LA BUENA ESTRELLA

Por Rubén Ventureira

En el Antiguo Egipto ya hay jeroglíficos en los que aparece la estrella, un símbolo cuyo origen se pierde en la noche de los tiempos. La estrella entra en la composición de palabras como “educar”, “instruir” o “maestro”. Si Jorge se siente discípulo artístico de alguien –aunque no lo sea estrictamente hablando, pues es un autodidacta de manual– es de Xaime Cabanas. Del maestro Xaime Cabanas. Fue por ello en Xaime en el primero en el que Jorge pensó cuando recibió el encargo de Estrella Galicia. Porque Xaime –que hoy nos escucha desde una estrella muy lejana– fue el encargado de hacer el símbolo del centenario de Estrella Galicia, hace justo un decenio. Simbolizaba Galicia en unos trazos: estaban el mar y estaba la tierra, estaban las rías y estaba el viento. La misma lectura podemos hacer del símbolo que hoy presenta Jorge.

Pero no la haremos. Porque ésta que presentamos hoy –en esta catedral coruñesa que es la cervecería de Cuatro Caminos– no es la estrella de Xaime. Es la estrella de Jorge. Y nos cuenta su historia. La estrella es también un símbolo de luz y, por tanto, antónimo de oscuridad. Esta obra que hoy presentamos simboliza Galicia, pero también, y sobre todo, el triunfo de Jorge en su lucha contra las tinieblas. Para Jorge este trabajo supone su salida de la oscuridad.
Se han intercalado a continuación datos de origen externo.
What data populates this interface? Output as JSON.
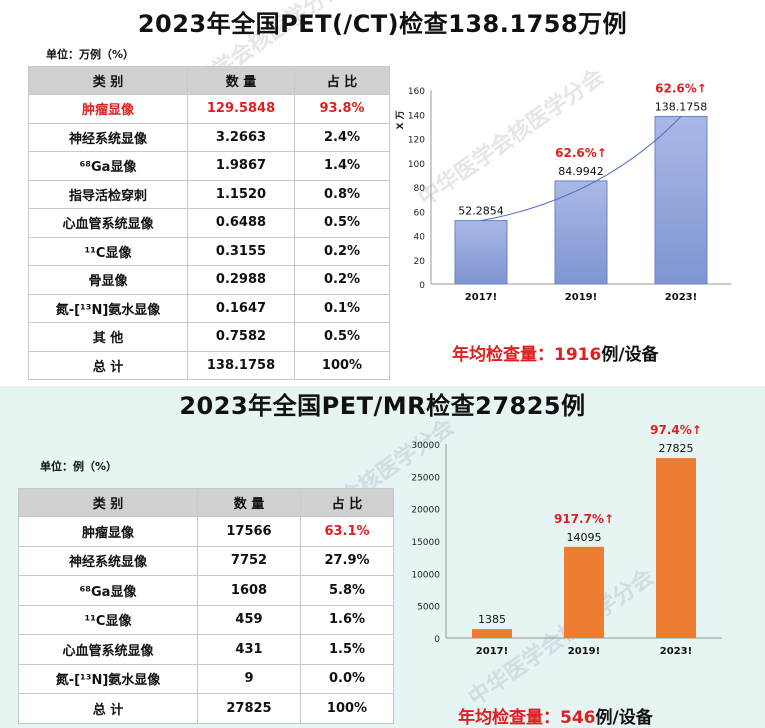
{
  "pet_ct": {
    "title": "2023年全国PET(/CT)检查138.1758万例",
    "unit": "单位：万例（%）",
    "headers": [
      "类 别",
      "数 量",
      "占 比"
    ],
    "rows": [
      {
        "category": "肿瘤显像",
        "count": "129.5848",
        "pct": "93.8%",
        "highlight": true
      },
      {
        "category": "神经系统显像",
        "count": "3.2663",
        "pct": "2.4%"
      },
      {
        "category": "⁶⁸Ga显像",
        "count": "1.9867",
        "pct": "1.4%"
      },
      {
        "category": "指导活检穿刺",
        "count": "1.1520",
        "pct": "0.8%"
      },
      {
        "category": "心血管系统显像",
        "count": "0.6488",
        "pct": "0.5%"
      },
      {
        "category": "¹¹C显像",
        "count": "0.3155",
        "pct": "0.2%"
      },
      {
        "category": "骨显像",
        "count": "0.2988",
        "pct": "0.2%"
      },
      {
        "category": "氮-[¹³N]氨水显像",
        "count": "0.1647",
        "pct": "0.1%"
      },
      {
        "category": "其 他",
        "count": "0.7582",
        "pct": "0.5%"
      },
      {
        "category": "总 计",
        "count": "138.1758",
        "pct": "100%"
      }
    ],
    "summary_prefix": "年均检查量：",
    "summary_value": "1916",
    "summary_suffix": "例/设备"
  },
  "pet_mr": {
    "title": "2023年全国PET/MR检查27825例",
    "unit": "单位：例（%）",
    "headers": [
      "类 别",
      "数 量",
      "占 比"
    ],
    "rows": [
      {
        "category": "肿瘤显像",
        "count": "17566",
        "pct": "63.1%",
        "pct_red": true
      },
      {
        "category": "神经系统显像",
        "count": "7752",
        "pct": "27.9%"
      },
      {
        "category": "⁶⁸Ga显像",
        "count": "1608",
        "pct": "5.8%"
      },
      {
        "category": "¹¹C显像",
        "count": "459",
        "pct": "1.6%"
      },
      {
        "category": "心血管系统显像",
        "count": "431",
        "pct": "1.5%"
      },
      {
        "category": "氮-[¹³N]氨水显像",
        "count": "9",
        "pct": "0.0%"
      },
      {
        "category": "总 计",
        "count": "27825",
        "pct": "100%"
      }
    ],
    "summary_prefix": "年均检查量：",
    "summary_value": "546",
    "summary_suffix": "例/设备"
  },
  "watermark": "中华医学会核医学分会",
  "colors": {
    "red": "#e02020",
    "blue_bar": "#8fa3d8",
    "orange_bar": "#ee7d31",
    "bottom_bg": "#e6f4f4"
  },
  "chart_data": [
    {
      "type": "bar",
      "categories": [
        "2017!",
        "2019!",
        "2023!"
      ],
      "values": [
        52.2854,
        84.9942,
        138.1758
      ],
      "value_labels": [
        "52.2854",
        "84.9942",
        "138.1758"
      ],
      "growth_labels": [
        "",
        "62.6%↑",
        "62.6%↑"
      ],
      "ylabel": "X 万",
      "ylim": [
        0,
        160
      ],
      "yticks": [
        0,
        20,
        40,
        60,
        80,
        100,
        120,
        140,
        160
      ],
      "trendline": true,
      "color": "#8fa3d8"
    },
    {
      "type": "bar",
      "categories": [
        "2017!",
        "2019!",
        "2023!"
      ],
      "values": [
        1385,
        14095,
        27825
      ],
      "value_labels": [
        "1385",
        "14095",
        "27825"
      ],
      "growth_labels": [
        "",
        "917.7%↑",
        "97.4%↑"
      ],
      "ylim": [
        0,
        30000
      ],
      "yticks": [
        0,
        5000,
        10000,
        15000,
        20000,
        25000,
        30000
      ],
      "trendline": false,
      "color": "#ee7d31"
    }
  ]
}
Es la primera de sus obras que ve la luz desde aquel día de marzo.

Jorge siempre fue un tipo con estrella. Brillante, rutilante. Un artista con dotes de estrella de rock. Pero hubo un mal día de marzo –pronto hará 22 meses– en que se apagaron todas las luces. Pero, poco a poco, se han ido prendiendo las bombillas en esa cabeza privilegiada. En la cabeza de Cabezas. Mejor dicho, las ha ido encendiendo él con la gasolina vital del afán de superación. El día en que recordó que su ídolo deportivo fue José Luis Vara, eterno capitán del Dépor, se encendió una estrella. El día en que dio sus primeros pasos, otra parpadeó. Y el día en que movió la mano zurda, otra estrella se encendió.

Podríamos decir que Jorge fue discípulo de Cabanas en lo local y de Picasso en lo universal. E igual que el maestro andaluz fue surcando etapas –del azul al rosa, y del cubismo al neoclasicismo, por citar un par de sus transiciones– Jorge se adentra hoy en un nuevo período: la etapa zurda. El semáforo de la creación está en verde de nuevo.
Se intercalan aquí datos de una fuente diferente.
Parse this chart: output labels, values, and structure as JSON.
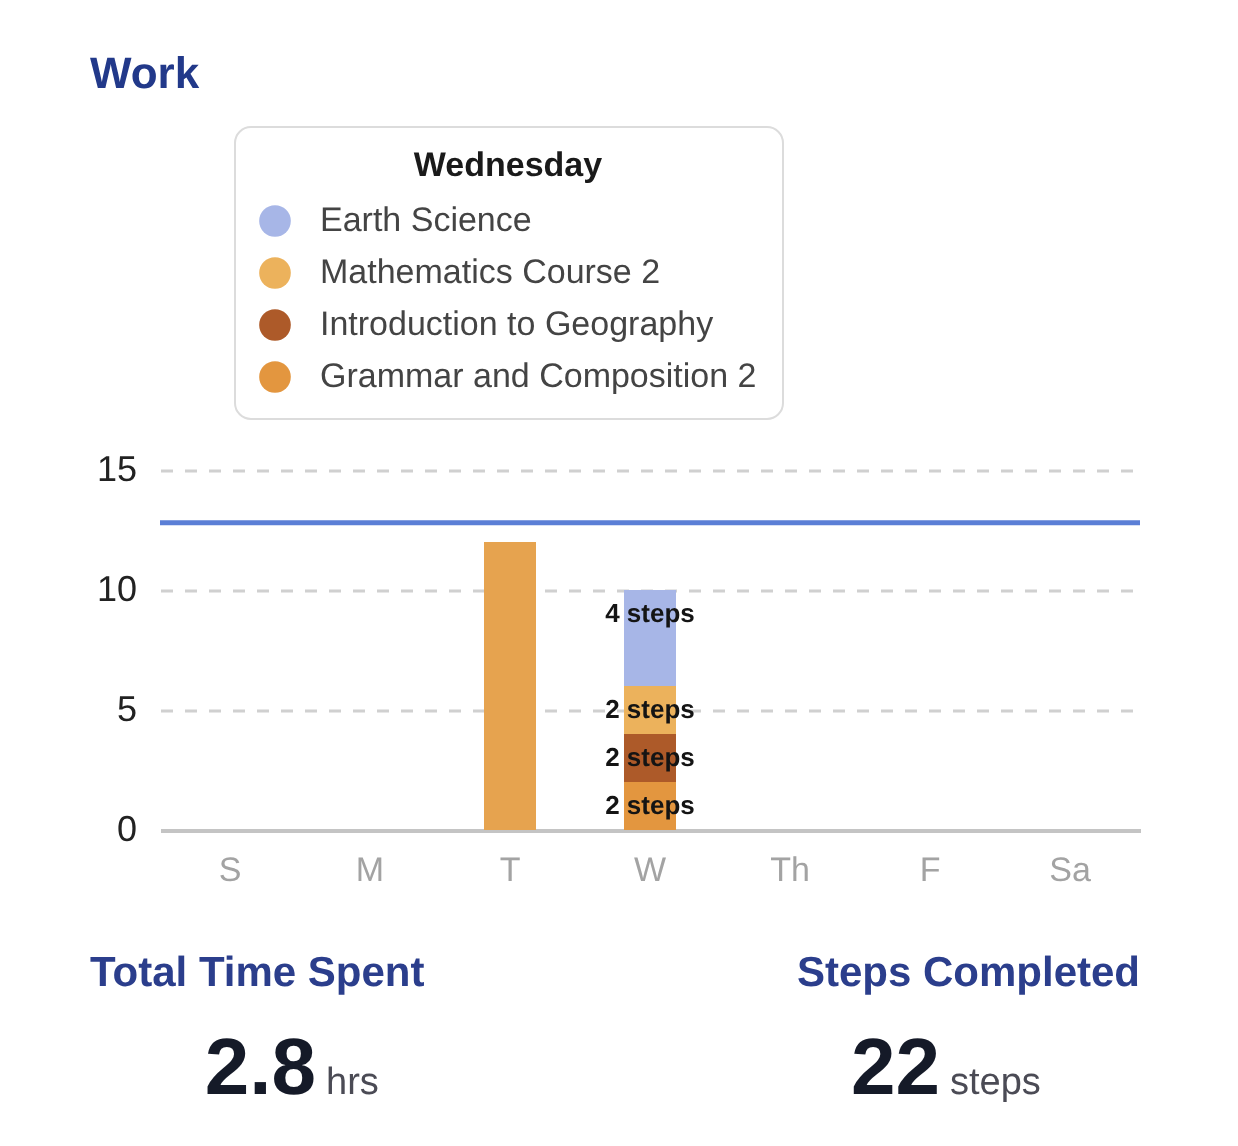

Estrella, Estrella Galicia, siempre ha apoyado a Jorge, ha guiado su particular camino. Lo hizo antes, cuando confió en él para trabajos como el gran mural que viste su fábrica, y lo ha hecho de nuevo ahora, cuando más lo necesitaba, en este camino de la oscuridad a la luz. Y por eso lo que hoy se enciende es más que una estrella. Hoy se enciende toda una constelación. Jorge ha vuelto a pintar.